Je me demande alors dans l’entretien dans quelle mesure ce sentiment de persécution s’enracine dans la réalité. En tout cas, ses propos dénotent des

séances précédentes. Je garde néanmoins mes pensées pour moi. Il poursuit : « Au niveau de l’organisme, j’ai peur de faire un check-up… Bière, bière, bière… Dès que je rencontre quelqu’un comme Jacques, c’est : « T’as pas deux euros ? On boit une bière ». Faut que je m’écarte de tout ça, ça fait deux jours que je le connais. Moi j’aime bien boire une bière tranquille et faire un petit billard. J’ai des maux de tête, je suis allé chez le dentiste, ça va bien mieux, je suis reparti. J’ai l’impression que l’on a envie de me tuer, de m’agresser ».

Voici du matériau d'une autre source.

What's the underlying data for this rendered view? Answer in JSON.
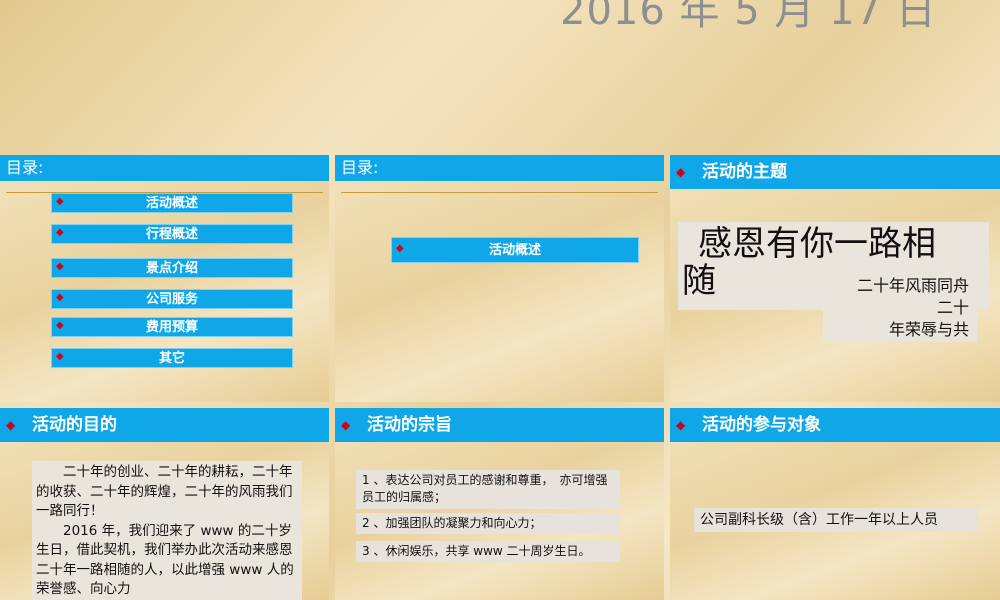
{
  "header": {
    "date": "2016 年 5 月 17 日"
  },
  "slide1": {
    "title": "目录:",
    "items": [
      "活动概述",
      "行程概述",
      "景点介绍",
      "公司服务",
      "费用预算",
      "其它"
    ]
  },
  "slide2": {
    "title": "目录:",
    "item": "活动概述"
  },
  "slide3": {
    "title": "活动的主题",
    "main_text": "感恩有你一路相随",
    "sub_line1": "二十年风雨同舟",
    "sub_line2": "二十",
    "sub_line3": "年荣辱与共"
  },
  "slide4": {
    "title": "活动的目的",
    "body": "　　二十年的创业、二十年的耕耘，二十年的收获、二十年的辉煌，二十年的风雨我们一路同行！\n　　2016 年，我们迎来了 www 的二十岁生日，借此契机，我们举办此次活动来感恩二十年一路相随的人，以此增强 www 人的荣誉感、向心力"
  },
  "slide5": {
    "title": "活动的宗旨",
    "items": [
      "1 、表达公司对员工的感谢和尊重，　亦可增强员工的归属感；",
      "2 、加强团队的凝聚力和向心力；",
      "3 、休闲娱乐，共享 www 二十周岁生日。"
    ]
  },
  "slide6": {
    "title": "活动的参与对象",
    "text": "公司副科长级（含）工作一年以上人员"
  },
  "colors": {
    "accent_blue": "#10a7e8",
    "bullet_red": "#d0021b",
    "rule_gold": "#c89b3c"
  },
  "icons": {
    "bullet": "diamond-bullet-icon"
  }
}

Lors d’une autre séance, Nobody profite du récit de ses activités professionnelles pour évoquer sa famille : « Mon grand frère s’appelle Gérard et il est chauffeur international dans le Sud. Mais depuis mon incarcération, je ne vois plus ma famille. J’ai envoyé des lettres mais je n’ai jamais eu de réponse. On dit en prison, tu rentres seul et tu sors seul. C’était vrai pour moi. Je pourrais aller sur Sedan, j’aurais peut-être plus de possibilités. Mon problème c’est de ne pas savoir où aller, d’errer sur Sedan, sans rien. Je voudrais trouver un toit. Je me sens inutile, pourtant avant je suis resté longtemps au chômage. Je n’ai plus personne maintenant. Je n’ose pas sortir de chez moi, je n’ose pas non plus sortir de l’argent au Crédit Agricole. J’en ai peur, parce qu’on peut se faire braquer. J’ai peur depuis que je suis sorti de prison, avant ma porte était toujours ouverte pour tout le monde, je prêtais tout. Maintenant j’ai l’impression d’être regardé par tout le monde, j’ai l’impression que c’est marqué sur mon front que je suis un ancien détenu. Ma voisine d’en face avait fait une pétition pour que je sois expulsé de mon logement ».

Les propos de Nobody semblent indiquer un vécu de persécution particulièrement persistant qu’il reste à qualifier et un fort sentiment d’insécurité. De Mijolla-Mellor (2015) écrit qu’une forme atténuée de paranoïa est relativement commune, « mais [elle] se limite à une appréciation inadaptée de soi-même et d’autrui, basée sur la méfiance et une attitude défensive rigide voire une tentative d’emprise sur l’autre afin de prévenir le risque qu’il constitue » (De Mijolla-Mellor, 2015, p. 3). Une augmentation de l’intensité et de la violence de l’investissement de certaines idées suffirait à les caractériser comme étant délirantes, même si elles ne sont pas en soi invraisemblables.

Nobody dit être regardé et épié, puis il dit être suivi par une personne ou par un groupe de personnes qui pourraient lui voler ses papiers. Ses propos m’amènent à douter à de nombreuses reprises du bien-fondé d’une telle plainte mais je ne suis pas en mesure d’établir l’authenticité de cette menace. Cette insécurité permanente existe bel et bien et nous pouvons la comprendre comme étant à la mesure de l’urgence de trouver un toit pour ne pas errer et être offert en pâture à l’insondable regard des autres. De plus, Nobody considère que c’est au moment où il sort de prison que ses difficultés commencent. Ce sentiment de persécution pourrait donc se penser autrement à la lumière de certains travaux sur les conséquences psychologiques et sociales d’une sortie de prison.

Quelques études révèlent l’importance capitale de la continuité de la prise en charge lorsque les addictés incarcérés sont libérés : en 2001, l’Observatoire français des drogues et des toxicomanies relève que la continuité de soins est identifiée

comme l’un des contextes de prise en charge les plus problématiques. Elle constitue une discontinuité funeste qui peut occasionner une rupture de la prise en charge si elle n’est pas maintenue à l’extérieur et donc des rechutes (Prudhomme, Verger, & Rotily, 2003 ; Golovine, 2004).

A la sortie, l’ancien détenu ne peut plus compter sur le système carcéral pour satisfaire le moindre de ses besoins les plus élémentaires. La prison, malgré les souffrances psychiques qu’elle peut susciter, représente pour Nobody un toit rassurant. Lorsqu’il sort de prison, c’est l’infini du monde qui s’oppose à lui.